Time-Based Pricing Model
- A time-based pricing model was similarly selected as a best practice for small consultancies in formulating fees per the analysis of top-tier media (Harvard Business Review, Entrepreneur, Forbes) and industry trades (Foundr, Consulting).
- Simply put, a time-based pricing model involves a consultant charging clients "by the hour" for all work that is relevant to an agreed-upon project.
- Forbes asserts that a per-hour fee structure is "best for new consultants," as many small business consultancies struggle to appropriately estimate their project fees.
- The Harvard Business Review similarly notes that this best practice is the "simplest way" for newer and/or smaller consultancies to charge their clients, given that it avoids the risk of making a "bad calculation" about what to charge for a given project.

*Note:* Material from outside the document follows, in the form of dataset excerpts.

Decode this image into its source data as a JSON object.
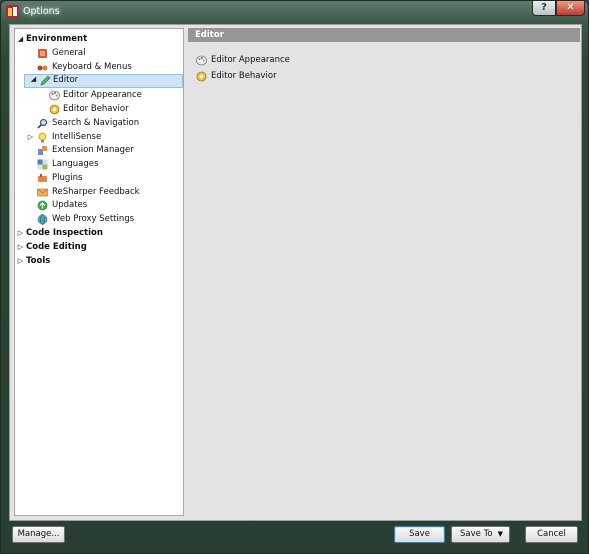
{
  "window": {
    "title": "Options",
    "help_label": "?",
    "close_label": "✕"
  },
  "tree": {
    "environment": "Environment",
    "general": "General",
    "keyboard": "Keyboard & Menus",
    "editor": "Editor",
    "editor_appearance": "Editor Appearance",
    "editor_behavior": "Editor Behavior",
    "search": "Search & Navigation",
    "intellisense": "IntelliSense",
    "extension_manager": "Extension Manager",
    "languages": "Languages",
    "plugins": "Plugins",
    "feedback": "ReSharper Feedback",
    "updates": "Updates",
    "proxy": "Web Proxy Settings",
    "code_inspection": "Code Inspection",
    "code_editing": "Code Editing",
    "tools": "Tools"
  },
  "panel": {
    "header": "Editor",
    "links": [
      "Editor Appearance",
      "Editor Behavior"
    ]
  },
  "buttons": {
    "manage": "Manage...",
    "save": "Save",
    "save_to": "Save To",
    "cancel": "Cancel"
  }
}
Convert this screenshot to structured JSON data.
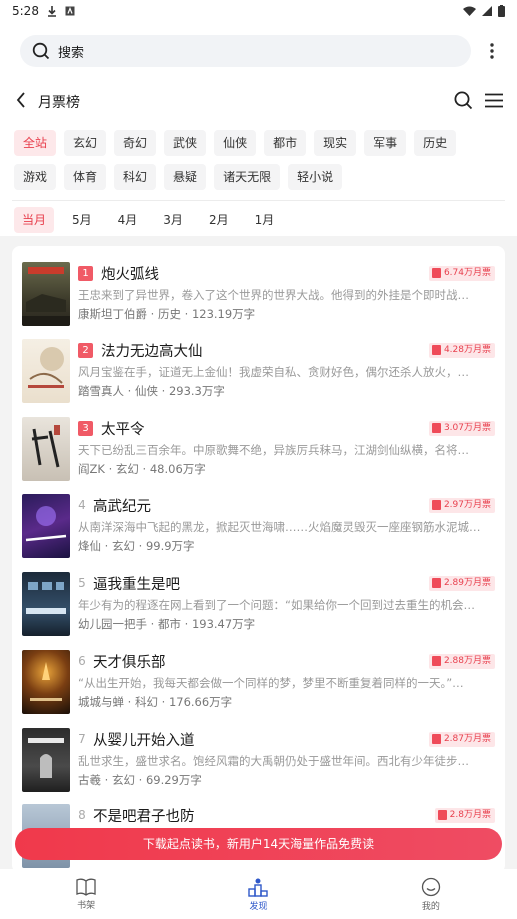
{
  "status": {
    "time": "5:28"
  },
  "search": {
    "placeholder": "搜索"
  },
  "header": {
    "title": "月票榜"
  },
  "categories": [
    "全站",
    "玄幻",
    "奇幻",
    "武侠",
    "仙侠",
    "都市",
    "现实",
    "军事",
    "历史",
    "游戏",
    "体育",
    "科幻",
    "悬疑",
    "诸天无限",
    "轻小说"
  ],
  "months": [
    "当月",
    "5月",
    "4月",
    "3月",
    "2月",
    "1月"
  ],
  "books": [
    {
      "rank": "1",
      "title": "炮火弧线",
      "votes": "6.74万月票",
      "desc": "王忠来到了异世界，卷入了这个世界的世界大战。他得到的外挂是个即时战…",
      "author": "康斯坦丁伯爵",
      "genre": "历史",
      "words": "123.19万字"
    },
    {
      "rank": "2",
      "title": "法力无边高大仙",
      "votes": "4.28万月票",
      "desc": "风月宝鉴在手，证道无上金仙！我虚荣自私、贪财好色，偶尔还杀人放火，…",
      "author": "踏雪真人",
      "genre": "仙侠",
      "words": "293.3万字"
    },
    {
      "rank": "3",
      "title": "太平令",
      "votes": "3.07万月票",
      "desc": "天下已纷乱三百余年。中原歌舞不绝，异族厉兵秣马，江湖剑仙纵横，名将…",
      "author": "阎ZK",
      "genre": "玄幻",
      "words": "48.06万字"
    },
    {
      "rank": "4",
      "title": "高武纪元",
      "votes": "2.97万月票",
      "desc": "从南洋深海中飞起的黑龙，掀起灭世海啸……火焰魔灵毁灭一座座钢筋水泥城…",
      "author": "烽仙",
      "genre": "玄幻",
      "words": "99.9万字"
    },
    {
      "rank": "5",
      "title": "逼我重生是吧",
      "votes": "2.89万月票",
      "desc": "年少有为的程逐在网上看到了一个问题：“如果给你一个回到过去重生的机会…",
      "author": "幼儿园一把手",
      "genre": "都市",
      "words": "193.47万字"
    },
    {
      "rank": "6",
      "title": "天才俱乐部",
      "votes": "2.88万月票",
      "desc": "“从出生开始，我每天都会做一个同样的梦，梦里不断重复着同样的一天。”…",
      "author": "城城与蝉",
      "genre": "科幻",
      "words": "176.66万字"
    },
    {
      "rank": "7",
      "title": "从婴儿开始入道",
      "votes": "2.87万月票",
      "desc": "乱世求生，盛世求名。饱经风霜的大禹朝仍处于盛世年间。西北有少年徒步…",
      "author": "古羲",
      "genre": "玄幻",
      "words": "69.29万字"
    },
    {
      "rank": "8",
      "title": "不是吧君子也防",
      "votes": "2.8万月票",
      "desc": "",
      "author": "",
      "genre": "",
      "words": ""
    }
  ],
  "promo": {
    "text": "下载起点读书，新用户14天海量作品免费读"
  },
  "nav": [
    {
      "label": "书架"
    },
    {
      "label": "发现"
    },
    {
      "label": "我的"
    }
  ],
  "colors": {
    "accent": "#e8404e",
    "nav_active": "#2f58c9"
  }
}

- Moreover, Harvard adds that many clients are amenable to this pricing schema, given their familiarity with other professionals (e.g., lawyers, accountants) that similarly use this fee methodology.
- Although Entrepreneur and Foundr report that hourly billing is not the favored pricing methodology of more established and/or larger consultancies (owing to its inherent limitations on total fees), they add that the strategy is "pretty common" due to the aforementioned advantages. Consulting corroborates the popularity of this methodology, noting that nearly one-third (27.3%) of small business consultancies deploy this fee structure.
- Meanwhile, in order to determine an appropriate hourly rate, Forbes and Foundr suggest that the small business consultant starts with their most recent annual salary, and either divides it by 2,000 hours per year (given that full-time employees typically work this many hours) or divides it by 52 weeks per year times 40 hours per week.
- Once this base hourly rate is established, Foundr recommends that an entrepreneur should then add a 25% to 50% mark-up. Adding this profit margin is considered particularly important, because the hourly fee is viewed as an "expression of value," and "low consulting rates don’t necessarily lead to work, or respect."
- Authentic Resume Branding & Career Coaching CEO Rosa Vargas corroborates the benefit of this fee structure and calculation methodology, stating that after a small business consultancy establishes its "hourly rate based on your target yearly income," it should avoid setting lower rates because "customers will pay higher rates if they can see value in the investment."